Tampoco podemos olvidar el momento en el que fueron los miembros de la iglesia quienes lograron una negociación entre los Ardillos y los Tlacos que peleaban en Chilpancingo por los permisos del transporte público. En esta distopía llamada México, lo sorprendente no fue el papel negociador del clero, sino el abandono y desidia de las autoridades que aceptaron sin más que el transporte quedara en manos de los delincuentes. Lo de la iglesia fue al menos, para evitar que se mataran entre ellos durante la disputa.

Mientras el gobierno federal desarma a los policías municipales de Culiacán, los sacerdotes se quedan en sus parroquias confesando lo mismo a las víctimas, que los familiares de los victimarios. 

Es desgarrador y desesperante leer las crónicas en los diarios de cómo las personas que se encontraron con el asesinato de Marcelo Pérez se pusieron a rezar, es convomedor y doloroso escuhar como la rabia se transformó en en discurso compasivo. 

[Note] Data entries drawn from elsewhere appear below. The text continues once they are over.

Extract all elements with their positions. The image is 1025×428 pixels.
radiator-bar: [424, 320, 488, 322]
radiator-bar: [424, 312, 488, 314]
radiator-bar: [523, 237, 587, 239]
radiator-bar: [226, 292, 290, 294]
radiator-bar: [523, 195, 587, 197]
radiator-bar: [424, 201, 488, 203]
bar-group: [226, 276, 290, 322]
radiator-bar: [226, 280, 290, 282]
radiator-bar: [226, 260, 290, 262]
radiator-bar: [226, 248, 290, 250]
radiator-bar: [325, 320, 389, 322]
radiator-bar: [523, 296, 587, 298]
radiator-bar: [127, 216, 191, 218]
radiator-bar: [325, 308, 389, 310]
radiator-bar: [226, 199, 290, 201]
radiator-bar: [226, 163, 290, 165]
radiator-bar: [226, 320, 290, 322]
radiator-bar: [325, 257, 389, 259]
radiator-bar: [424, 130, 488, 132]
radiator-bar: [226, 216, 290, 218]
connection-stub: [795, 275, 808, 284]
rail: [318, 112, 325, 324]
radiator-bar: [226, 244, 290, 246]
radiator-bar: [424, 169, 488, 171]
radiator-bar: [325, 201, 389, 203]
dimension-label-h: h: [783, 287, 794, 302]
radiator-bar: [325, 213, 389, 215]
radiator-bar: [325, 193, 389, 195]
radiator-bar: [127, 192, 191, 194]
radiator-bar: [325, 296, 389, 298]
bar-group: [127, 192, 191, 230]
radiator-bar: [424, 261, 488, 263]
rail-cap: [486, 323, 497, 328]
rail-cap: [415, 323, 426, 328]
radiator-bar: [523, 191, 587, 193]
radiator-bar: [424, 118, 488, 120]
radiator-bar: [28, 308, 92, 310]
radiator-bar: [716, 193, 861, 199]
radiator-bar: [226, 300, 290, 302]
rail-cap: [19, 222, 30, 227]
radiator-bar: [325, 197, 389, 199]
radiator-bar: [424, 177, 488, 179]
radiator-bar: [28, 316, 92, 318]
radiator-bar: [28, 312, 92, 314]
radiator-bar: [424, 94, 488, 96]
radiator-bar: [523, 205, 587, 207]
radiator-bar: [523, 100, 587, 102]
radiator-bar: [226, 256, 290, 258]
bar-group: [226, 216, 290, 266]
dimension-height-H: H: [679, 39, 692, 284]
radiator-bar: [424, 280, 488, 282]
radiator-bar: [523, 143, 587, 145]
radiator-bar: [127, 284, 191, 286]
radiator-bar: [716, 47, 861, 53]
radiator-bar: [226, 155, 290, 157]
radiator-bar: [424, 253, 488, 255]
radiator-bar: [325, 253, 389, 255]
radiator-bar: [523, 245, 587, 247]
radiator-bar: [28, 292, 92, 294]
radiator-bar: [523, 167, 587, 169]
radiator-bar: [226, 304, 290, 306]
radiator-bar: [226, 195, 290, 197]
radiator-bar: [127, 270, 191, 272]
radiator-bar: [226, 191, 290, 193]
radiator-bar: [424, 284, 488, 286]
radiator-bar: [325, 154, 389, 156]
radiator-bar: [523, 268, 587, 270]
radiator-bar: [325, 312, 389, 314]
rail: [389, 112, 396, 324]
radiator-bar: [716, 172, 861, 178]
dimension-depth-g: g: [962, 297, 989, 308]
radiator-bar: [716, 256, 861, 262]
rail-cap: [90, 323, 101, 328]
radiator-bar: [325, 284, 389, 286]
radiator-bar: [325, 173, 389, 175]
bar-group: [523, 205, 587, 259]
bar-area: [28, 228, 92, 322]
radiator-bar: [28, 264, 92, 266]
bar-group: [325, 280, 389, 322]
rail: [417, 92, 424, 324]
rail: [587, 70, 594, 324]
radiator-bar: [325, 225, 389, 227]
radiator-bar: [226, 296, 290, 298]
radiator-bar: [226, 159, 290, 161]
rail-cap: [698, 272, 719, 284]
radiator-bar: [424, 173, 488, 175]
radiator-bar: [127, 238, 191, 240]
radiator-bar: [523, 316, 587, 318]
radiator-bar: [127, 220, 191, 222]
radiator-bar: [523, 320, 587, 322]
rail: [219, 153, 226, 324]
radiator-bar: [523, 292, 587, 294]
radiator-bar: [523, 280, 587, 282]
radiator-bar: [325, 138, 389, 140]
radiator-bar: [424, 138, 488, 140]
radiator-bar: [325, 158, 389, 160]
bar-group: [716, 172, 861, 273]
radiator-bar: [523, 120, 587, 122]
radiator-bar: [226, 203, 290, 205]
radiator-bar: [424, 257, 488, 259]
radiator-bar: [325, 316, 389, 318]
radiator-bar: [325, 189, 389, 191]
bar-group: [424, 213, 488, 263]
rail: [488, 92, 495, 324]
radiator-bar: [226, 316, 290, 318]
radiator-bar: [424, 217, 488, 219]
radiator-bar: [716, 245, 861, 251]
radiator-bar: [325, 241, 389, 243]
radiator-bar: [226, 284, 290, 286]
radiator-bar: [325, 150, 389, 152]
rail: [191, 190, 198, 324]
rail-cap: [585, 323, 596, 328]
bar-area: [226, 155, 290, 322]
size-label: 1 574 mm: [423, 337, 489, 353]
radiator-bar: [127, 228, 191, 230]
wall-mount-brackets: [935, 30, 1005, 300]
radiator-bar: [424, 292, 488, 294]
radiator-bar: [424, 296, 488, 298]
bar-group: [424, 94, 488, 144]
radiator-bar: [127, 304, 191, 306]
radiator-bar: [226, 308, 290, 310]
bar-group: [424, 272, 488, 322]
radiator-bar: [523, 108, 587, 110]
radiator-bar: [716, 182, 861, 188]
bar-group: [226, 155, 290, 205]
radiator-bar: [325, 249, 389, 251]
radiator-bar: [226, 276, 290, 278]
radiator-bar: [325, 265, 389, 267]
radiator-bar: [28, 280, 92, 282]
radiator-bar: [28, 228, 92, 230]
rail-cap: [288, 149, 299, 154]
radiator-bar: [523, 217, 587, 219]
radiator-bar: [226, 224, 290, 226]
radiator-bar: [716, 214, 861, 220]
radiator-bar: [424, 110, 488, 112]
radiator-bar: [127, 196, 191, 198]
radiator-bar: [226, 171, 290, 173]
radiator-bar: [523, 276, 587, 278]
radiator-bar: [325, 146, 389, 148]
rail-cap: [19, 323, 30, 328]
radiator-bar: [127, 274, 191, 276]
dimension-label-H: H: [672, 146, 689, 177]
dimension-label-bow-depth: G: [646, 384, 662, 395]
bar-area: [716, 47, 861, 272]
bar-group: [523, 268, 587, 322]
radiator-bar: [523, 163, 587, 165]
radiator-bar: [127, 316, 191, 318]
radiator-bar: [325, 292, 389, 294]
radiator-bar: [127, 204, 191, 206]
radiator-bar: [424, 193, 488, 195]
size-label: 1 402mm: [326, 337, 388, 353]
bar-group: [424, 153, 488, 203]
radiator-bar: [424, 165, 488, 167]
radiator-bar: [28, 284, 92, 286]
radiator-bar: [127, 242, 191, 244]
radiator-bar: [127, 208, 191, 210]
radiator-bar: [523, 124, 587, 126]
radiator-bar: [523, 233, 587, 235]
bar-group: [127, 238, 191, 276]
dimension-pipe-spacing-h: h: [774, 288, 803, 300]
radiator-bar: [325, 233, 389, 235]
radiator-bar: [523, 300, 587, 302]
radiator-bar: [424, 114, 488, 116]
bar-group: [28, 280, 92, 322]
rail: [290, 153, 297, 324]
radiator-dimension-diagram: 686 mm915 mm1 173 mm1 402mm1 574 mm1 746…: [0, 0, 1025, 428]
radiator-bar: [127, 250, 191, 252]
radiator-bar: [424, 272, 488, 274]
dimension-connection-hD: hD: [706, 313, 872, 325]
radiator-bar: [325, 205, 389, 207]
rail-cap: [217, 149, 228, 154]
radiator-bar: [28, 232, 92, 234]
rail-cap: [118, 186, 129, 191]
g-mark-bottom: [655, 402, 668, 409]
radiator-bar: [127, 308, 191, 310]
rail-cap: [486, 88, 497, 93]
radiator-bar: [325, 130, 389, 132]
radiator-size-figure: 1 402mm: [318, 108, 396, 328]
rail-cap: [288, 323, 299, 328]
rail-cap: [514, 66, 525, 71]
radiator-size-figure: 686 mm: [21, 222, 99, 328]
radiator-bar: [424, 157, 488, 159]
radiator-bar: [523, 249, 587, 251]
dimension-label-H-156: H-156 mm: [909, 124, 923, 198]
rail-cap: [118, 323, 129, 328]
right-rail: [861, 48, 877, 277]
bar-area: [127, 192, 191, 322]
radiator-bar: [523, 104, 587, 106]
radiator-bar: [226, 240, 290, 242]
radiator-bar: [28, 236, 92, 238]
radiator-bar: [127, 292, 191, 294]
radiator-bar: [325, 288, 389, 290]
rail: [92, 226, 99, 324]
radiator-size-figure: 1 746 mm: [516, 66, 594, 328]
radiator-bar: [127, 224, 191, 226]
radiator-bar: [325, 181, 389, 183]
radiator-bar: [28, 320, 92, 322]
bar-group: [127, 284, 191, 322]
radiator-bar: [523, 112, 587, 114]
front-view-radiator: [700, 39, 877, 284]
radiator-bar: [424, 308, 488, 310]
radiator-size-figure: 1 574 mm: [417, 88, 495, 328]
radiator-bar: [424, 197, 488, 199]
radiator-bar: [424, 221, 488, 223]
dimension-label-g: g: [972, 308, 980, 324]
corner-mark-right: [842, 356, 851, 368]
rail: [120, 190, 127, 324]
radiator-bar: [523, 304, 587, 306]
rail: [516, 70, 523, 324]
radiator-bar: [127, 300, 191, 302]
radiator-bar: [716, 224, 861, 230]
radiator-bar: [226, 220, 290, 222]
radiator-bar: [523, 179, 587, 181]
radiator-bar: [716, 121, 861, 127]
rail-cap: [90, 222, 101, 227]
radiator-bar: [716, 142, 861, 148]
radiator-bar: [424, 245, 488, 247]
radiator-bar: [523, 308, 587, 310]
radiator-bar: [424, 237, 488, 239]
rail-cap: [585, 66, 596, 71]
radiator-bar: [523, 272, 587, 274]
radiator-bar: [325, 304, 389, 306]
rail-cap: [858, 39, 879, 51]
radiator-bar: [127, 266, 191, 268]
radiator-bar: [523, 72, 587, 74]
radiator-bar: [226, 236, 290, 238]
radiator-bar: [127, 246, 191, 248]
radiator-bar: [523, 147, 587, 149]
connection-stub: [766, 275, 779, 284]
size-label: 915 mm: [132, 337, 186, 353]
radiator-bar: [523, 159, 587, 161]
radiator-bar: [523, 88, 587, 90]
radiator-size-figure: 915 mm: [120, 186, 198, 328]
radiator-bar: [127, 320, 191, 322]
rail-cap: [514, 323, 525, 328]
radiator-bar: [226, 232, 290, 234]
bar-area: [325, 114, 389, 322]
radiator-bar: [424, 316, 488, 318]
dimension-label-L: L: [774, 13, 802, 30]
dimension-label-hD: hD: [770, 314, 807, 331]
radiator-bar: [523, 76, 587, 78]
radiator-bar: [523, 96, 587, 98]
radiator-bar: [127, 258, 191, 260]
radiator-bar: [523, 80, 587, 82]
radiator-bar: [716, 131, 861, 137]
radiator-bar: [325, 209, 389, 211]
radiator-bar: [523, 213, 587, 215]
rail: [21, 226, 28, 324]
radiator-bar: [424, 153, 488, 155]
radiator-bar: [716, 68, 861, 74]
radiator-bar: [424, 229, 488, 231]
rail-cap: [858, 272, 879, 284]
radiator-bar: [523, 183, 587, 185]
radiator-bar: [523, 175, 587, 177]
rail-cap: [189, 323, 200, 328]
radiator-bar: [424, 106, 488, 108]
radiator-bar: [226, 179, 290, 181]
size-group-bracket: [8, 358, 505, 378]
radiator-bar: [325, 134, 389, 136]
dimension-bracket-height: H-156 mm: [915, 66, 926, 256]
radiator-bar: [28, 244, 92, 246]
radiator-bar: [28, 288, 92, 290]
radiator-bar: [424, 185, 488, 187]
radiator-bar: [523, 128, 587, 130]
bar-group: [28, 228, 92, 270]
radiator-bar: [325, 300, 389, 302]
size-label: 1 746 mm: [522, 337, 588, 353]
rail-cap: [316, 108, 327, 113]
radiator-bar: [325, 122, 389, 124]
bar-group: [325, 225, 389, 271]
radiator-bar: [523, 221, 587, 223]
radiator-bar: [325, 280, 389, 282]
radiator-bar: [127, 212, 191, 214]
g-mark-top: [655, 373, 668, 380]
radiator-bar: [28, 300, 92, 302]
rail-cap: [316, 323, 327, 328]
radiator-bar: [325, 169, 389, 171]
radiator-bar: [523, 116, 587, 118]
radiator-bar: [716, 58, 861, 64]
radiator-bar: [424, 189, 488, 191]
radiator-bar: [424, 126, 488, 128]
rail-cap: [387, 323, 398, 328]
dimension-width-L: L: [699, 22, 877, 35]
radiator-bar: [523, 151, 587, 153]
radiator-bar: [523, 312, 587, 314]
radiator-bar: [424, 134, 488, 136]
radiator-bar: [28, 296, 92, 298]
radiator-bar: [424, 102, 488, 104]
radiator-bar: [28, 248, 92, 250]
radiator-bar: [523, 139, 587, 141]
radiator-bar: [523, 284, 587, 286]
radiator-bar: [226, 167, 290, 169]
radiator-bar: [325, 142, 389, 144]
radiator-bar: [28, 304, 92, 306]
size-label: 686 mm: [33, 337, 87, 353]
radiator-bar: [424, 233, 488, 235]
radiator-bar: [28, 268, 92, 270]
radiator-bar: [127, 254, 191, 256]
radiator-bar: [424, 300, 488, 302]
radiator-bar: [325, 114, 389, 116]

Platiqué con el Pbro. José Filiberto Velázquez Florencio, a quién resultaría ya ocioso preguntar si esperaba que las autoridades resolvieran, o si confiaba en la justicia. Es claro que la fé en el sistema está agotada, habría que ser demasiado ingenuo, o político para decir que se espera algo de ello. En qué se cree entonces cuando está claro que no puede esperarse nada de las autoridades: “Tenemos fé en que los delincuentes se arrepientan”, me dijo. 

Y no deja de resultar curioso que esté el sistema tan podrido que ya es solo de los peores, de quienes puede esperarse algo, aunque sea un poquito de bondad. La fe solo pueda estar en los delincuentes.